The United Nations is alarmed by attacks on healthcare sites in Sudan, mainly the impact on women and girls in the country, a UN spokesman said.
Of the more than 2.5 million women and girls of reproductive age in Sudan, nearly 263,000 are estimated to be pregnant, said Farhan Haq, the deputy spokesman for UN Secretary-General Antonio.
“One third of them will give birth in the next three months.
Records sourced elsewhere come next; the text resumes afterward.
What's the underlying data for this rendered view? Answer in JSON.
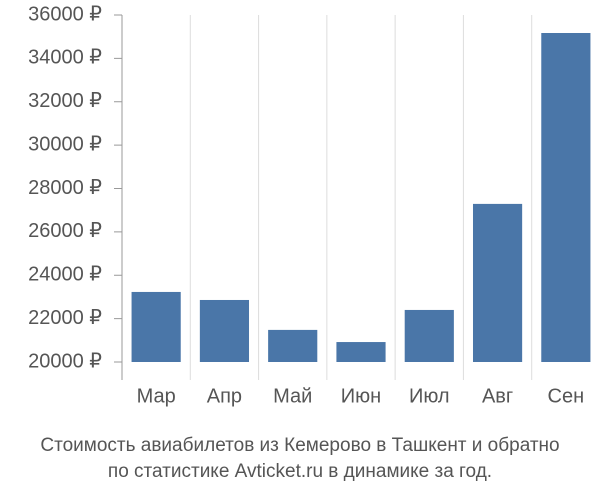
{
  "chart_data": {
    "type": "bar",
    "title": [
      "Стоимость авиабилетов из Кемерово в Ташкент и обратно",
      "по статистике Avticket.ru в динамике за год."
    ],
    "categories": [
      "Мар",
      "Апр",
      "Май",
      "Июн",
      "Июл",
      "Авг",
      "Сен"
    ],
    "values": [
      23230,
      22860,
      21480,
      20920,
      22400,
      27290,
      35170
    ],
    "color": "#4a76a8",
    "ylim": [
      20000,
      36000
    ],
    "yticks": [
      {
        "value": 20000,
        "label": "20000 ₽"
      },
      {
        "value": 22000,
        "label": "22000 ₽"
      },
      {
        "value": 24000,
        "label": "24000 ₽"
      },
      {
        "value": 26000,
        "label": "26000 ₽"
      },
      {
        "value": 28000,
        "label": "28000 ₽"
      },
      {
        "value": 30000,
        "label": "30000 ₽"
      },
      {
        "value": 32000,
        "label": "32000 ₽"
      },
      {
        "value": 34000,
        "label": "34000 ₽"
      },
      {
        "value": 36000,
        "label": "36000 ₽"
      }
    ],
    "grid": true
  }
}
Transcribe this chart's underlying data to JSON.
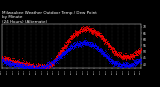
{
  "title": "Milwaukee Weather Outdoor Temp / Dew Point by Minute (24 Hours) (Alternate)",
  "title_line1": "Milwaukee Weather Outdoor Temp / Dew Point",
  "title_line2": "by Minute",
  "title_line3": "(24 Hours) (Alternate)",
  "title_fontsize": 3.0,
  "bg_color": "#000000",
  "text_color": "#ffffff",
  "grid_color": "#444444",
  "temp_color": "#ff0000",
  "dew_color": "#0000ff",
  "ylim": [
    37,
    72
  ],
  "xlim": [
    0,
    1440
  ],
  "yticks": [
    40,
    45,
    50,
    55,
    60,
    65,
    70
  ],
  "xticks": [
    0,
    60,
    120,
    180,
    240,
    300,
    360,
    420,
    480,
    540,
    600,
    660,
    720,
    780,
    840,
    900,
    960,
    1020,
    1080,
    1140,
    1200,
    1260,
    1320,
    1380,
    1440
  ],
  "xtick_labels": [
    "0:00",
    "1:00",
    "2:00",
    "3:00",
    "4:00",
    "5:00",
    "6:00",
    "7:00",
    "8:00",
    "9:00",
    "10:0",
    "11:0",
    "12:0",
    "13:0",
    "14:0",
    "15:0",
    "16:0",
    "17:0",
    "18:0",
    "19:0",
    "20:0",
    "21:0",
    "22:0",
    "23:0",
    "0:00"
  ],
  "temp_control_x": [
    0,
    60,
    120,
    180,
    240,
    300,
    360,
    420,
    480,
    540,
    600,
    660,
    720,
    780,
    840,
    900,
    960,
    1020,
    1080,
    1140,
    1200,
    1260,
    1320,
    1380,
    1440
  ],
  "temp_control_y": [
    45,
    44,
    42,
    41,
    40,
    39,
    38,
    38,
    38,
    42,
    49,
    55,
    62,
    65,
    68,
    68,
    66,
    63,
    58,
    52,
    48,
    46,
    46,
    48,
    51
  ],
  "dew_control_x": [
    0,
    60,
    120,
    180,
    240,
    300,
    360,
    420,
    480,
    540,
    600,
    660,
    720,
    780,
    840,
    900,
    960,
    1020,
    1080,
    1140,
    1200,
    1260,
    1320,
    1380,
    1440
  ],
  "dew_control_y": [
    43,
    41,
    40,
    39,
    38,
    37,
    37,
    37,
    39,
    42,
    46,
    50,
    54,
    56,
    57,
    57,
    55,
    51,
    47,
    42,
    40,
    39,
    39,
    41,
    44
  ]
}
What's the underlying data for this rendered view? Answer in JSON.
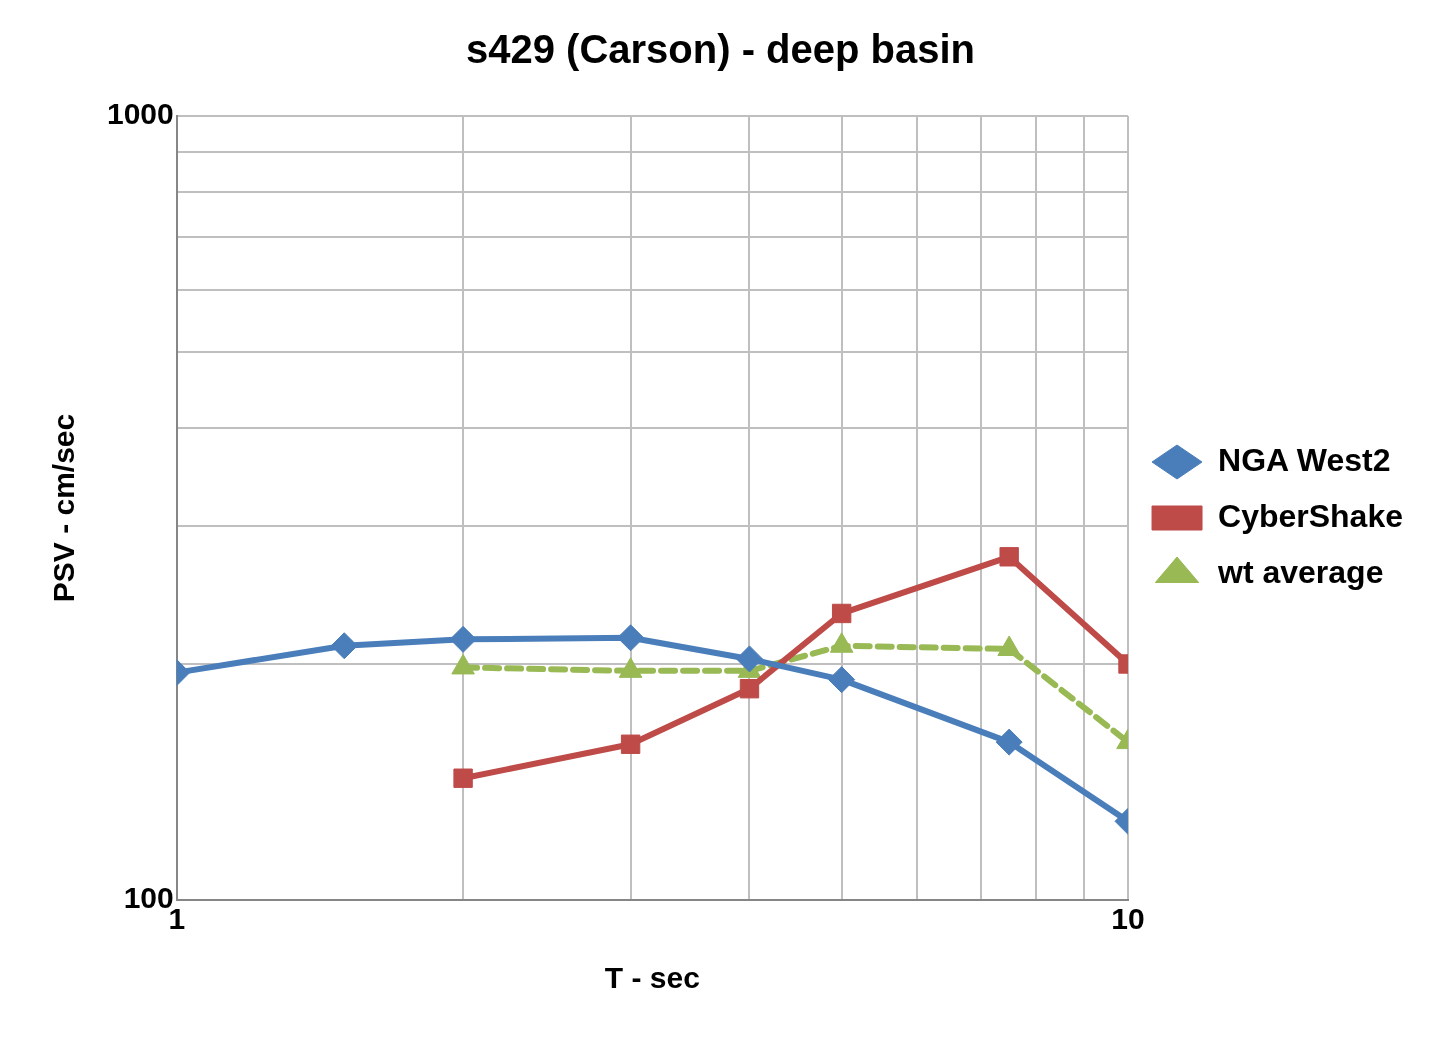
{
  "chart_data": {
    "type": "line",
    "title": "s429 (Carson) - deep basin",
    "xlabel": "T - sec",
    "ylabel": "PSV - cm/sec",
    "log": "xy",
    "grid": true,
    "legend": "right",
    "xlim": [
      1,
      10
    ],
    "xticks": [
      1,
      {
        "value": 2,
        "label": null
      },
      {
        "value": 3,
        "label": null
      },
      {
        "value": 4,
        "label": null
      },
      {
        "value": 5,
        "label": null
      },
      {
        "value": 6,
        "label": null
      },
      {
        "value": 7,
        "label": null
      },
      {
        "value": 8,
        "label": null
      },
      {
        "value": 9,
        "label": null
      },
      10
    ],
    "ylim": [
      100,
      1000
    ],
    "yticks": [
      100,
      {
        "value": 200,
        "label": null
      },
      {
        "value": 300,
        "label": null
      },
      {
        "value": 400,
        "label": null
      },
      {
        "value": 500,
        "label": null
      },
      {
        "value": 600,
        "label": null
      },
      {
        "value": 700,
        "label": null
      },
      {
        "value": 800,
        "label": null
      },
      {
        "value": 900,
        "label": null
      },
      1000
    ],
    "series": [
      {
        "name": "NGA West2",
        "color": "#4a7ebb",
        "marker": "diamond",
        "line_style": "solid",
        "x": [
          1,
          1.5,
          2,
          3,
          4,
          5,
          7.5,
          10
        ],
        "values": [
          195,
          211,
          215,
          216,
          203,
          191,
          159,
          126
        ]
      },
      {
        "name": "CyberShake",
        "color": "#be4b48",
        "marker": "square",
        "line_style": "solid",
        "x": [
          2,
          3,
          4,
          5,
          7.5,
          10
        ],
        "values": [
          143,
          158,
          186,
          232,
          274,
          200
        ]
      },
      {
        "name": "wt average",
        "color": "#98b954",
        "marker": "triangle",
        "line_style": "dashed",
        "x": [
          2,
          3,
          4,
          5,
          7.5,
          10
        ],
        "values": [
          198,
          196,
          196,
          211,
          209,
          159
        ]
      }
    ]
  }
}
And all of them need access to critical reproductive health services,” the spokesman said.
In areas impacted by fighting, the World Health Organisation and the UN Population Fund report that more than two-thirds of the hospitals are closed.
Several maternity hospitals are also out of action.
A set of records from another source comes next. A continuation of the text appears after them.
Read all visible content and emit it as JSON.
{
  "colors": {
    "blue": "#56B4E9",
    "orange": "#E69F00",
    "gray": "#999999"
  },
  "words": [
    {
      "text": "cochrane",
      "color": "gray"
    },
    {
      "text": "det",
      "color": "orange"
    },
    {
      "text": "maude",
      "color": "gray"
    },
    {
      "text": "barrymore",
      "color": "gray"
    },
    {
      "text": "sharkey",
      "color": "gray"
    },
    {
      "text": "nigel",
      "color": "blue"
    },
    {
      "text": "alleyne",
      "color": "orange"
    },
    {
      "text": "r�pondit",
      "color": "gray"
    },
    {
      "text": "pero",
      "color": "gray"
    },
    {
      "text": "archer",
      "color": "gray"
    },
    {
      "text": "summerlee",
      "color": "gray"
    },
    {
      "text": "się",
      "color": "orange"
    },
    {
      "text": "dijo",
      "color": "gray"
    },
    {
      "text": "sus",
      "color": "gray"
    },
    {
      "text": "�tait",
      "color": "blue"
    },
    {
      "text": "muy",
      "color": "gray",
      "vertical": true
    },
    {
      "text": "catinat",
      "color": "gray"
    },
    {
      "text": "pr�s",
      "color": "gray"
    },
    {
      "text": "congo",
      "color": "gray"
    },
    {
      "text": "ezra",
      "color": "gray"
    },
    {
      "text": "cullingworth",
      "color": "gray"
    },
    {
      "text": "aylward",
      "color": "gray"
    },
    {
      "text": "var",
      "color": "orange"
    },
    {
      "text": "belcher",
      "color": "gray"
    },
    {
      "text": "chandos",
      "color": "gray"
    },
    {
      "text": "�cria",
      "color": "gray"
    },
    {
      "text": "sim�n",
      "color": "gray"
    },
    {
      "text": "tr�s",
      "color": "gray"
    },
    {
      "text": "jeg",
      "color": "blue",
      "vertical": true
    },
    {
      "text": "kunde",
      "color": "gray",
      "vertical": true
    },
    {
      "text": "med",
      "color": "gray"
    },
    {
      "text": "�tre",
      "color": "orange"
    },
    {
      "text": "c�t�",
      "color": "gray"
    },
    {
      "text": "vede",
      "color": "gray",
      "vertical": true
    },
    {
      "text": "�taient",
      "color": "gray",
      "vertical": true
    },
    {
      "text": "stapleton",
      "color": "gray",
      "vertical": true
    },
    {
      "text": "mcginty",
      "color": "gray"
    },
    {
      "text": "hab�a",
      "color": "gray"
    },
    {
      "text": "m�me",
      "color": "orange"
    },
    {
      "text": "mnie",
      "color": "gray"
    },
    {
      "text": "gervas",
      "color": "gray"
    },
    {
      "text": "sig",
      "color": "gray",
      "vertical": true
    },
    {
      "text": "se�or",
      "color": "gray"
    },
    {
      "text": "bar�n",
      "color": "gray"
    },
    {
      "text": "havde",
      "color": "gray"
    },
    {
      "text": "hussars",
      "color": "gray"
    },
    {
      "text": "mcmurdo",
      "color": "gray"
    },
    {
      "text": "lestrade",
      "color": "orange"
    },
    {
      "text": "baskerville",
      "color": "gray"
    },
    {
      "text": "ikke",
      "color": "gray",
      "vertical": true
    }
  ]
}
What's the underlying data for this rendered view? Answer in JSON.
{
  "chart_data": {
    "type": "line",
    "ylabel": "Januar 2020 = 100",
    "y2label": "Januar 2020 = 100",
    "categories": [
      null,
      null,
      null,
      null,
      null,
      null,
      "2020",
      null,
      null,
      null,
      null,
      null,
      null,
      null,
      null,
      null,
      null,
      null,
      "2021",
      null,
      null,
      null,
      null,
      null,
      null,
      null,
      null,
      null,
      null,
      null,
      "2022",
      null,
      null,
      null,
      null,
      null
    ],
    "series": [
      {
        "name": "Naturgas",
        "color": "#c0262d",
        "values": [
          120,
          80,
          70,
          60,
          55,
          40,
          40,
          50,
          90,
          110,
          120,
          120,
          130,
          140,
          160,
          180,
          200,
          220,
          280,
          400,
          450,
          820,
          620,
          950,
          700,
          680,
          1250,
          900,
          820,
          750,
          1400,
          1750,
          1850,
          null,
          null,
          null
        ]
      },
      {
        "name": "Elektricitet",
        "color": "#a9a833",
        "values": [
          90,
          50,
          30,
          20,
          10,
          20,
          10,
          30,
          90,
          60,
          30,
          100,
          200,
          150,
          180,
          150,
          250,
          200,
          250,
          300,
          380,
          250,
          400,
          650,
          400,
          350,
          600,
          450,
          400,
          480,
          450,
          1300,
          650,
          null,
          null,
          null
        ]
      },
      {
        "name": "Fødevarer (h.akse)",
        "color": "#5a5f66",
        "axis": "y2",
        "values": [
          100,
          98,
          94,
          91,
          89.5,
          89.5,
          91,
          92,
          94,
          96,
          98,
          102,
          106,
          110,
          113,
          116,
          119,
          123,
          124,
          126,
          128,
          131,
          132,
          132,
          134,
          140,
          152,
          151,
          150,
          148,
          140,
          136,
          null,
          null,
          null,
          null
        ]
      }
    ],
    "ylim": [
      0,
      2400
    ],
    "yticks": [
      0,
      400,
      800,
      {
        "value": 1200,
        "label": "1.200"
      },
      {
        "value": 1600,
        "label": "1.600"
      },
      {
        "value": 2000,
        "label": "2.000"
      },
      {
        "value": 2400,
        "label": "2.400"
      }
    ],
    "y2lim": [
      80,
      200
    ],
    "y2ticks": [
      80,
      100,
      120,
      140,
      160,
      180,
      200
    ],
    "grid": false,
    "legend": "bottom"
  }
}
Citing the International Organisation for Migration, Haq said violence in Sudan has displaced almost two million people.
The highest proportion of internally displaced persons has been in West Darfur, River Nile, White Nile and Northern states.
The UN Office for the Coordination of Humanitarian Affairs said that over the past four weeks, it arranged for 438 trucks carrying about 17,000 tonnes of aid to go to different parts of Sudan.
Fifty trucks moved during the first two days of the latest ceasefire.
“The United Nations continues to deliver, ceasefire or not,” said Haq, adding that the world body also continues to call for an end to the fighting so that “we can reach all people in need in Sudan, wherever they are.”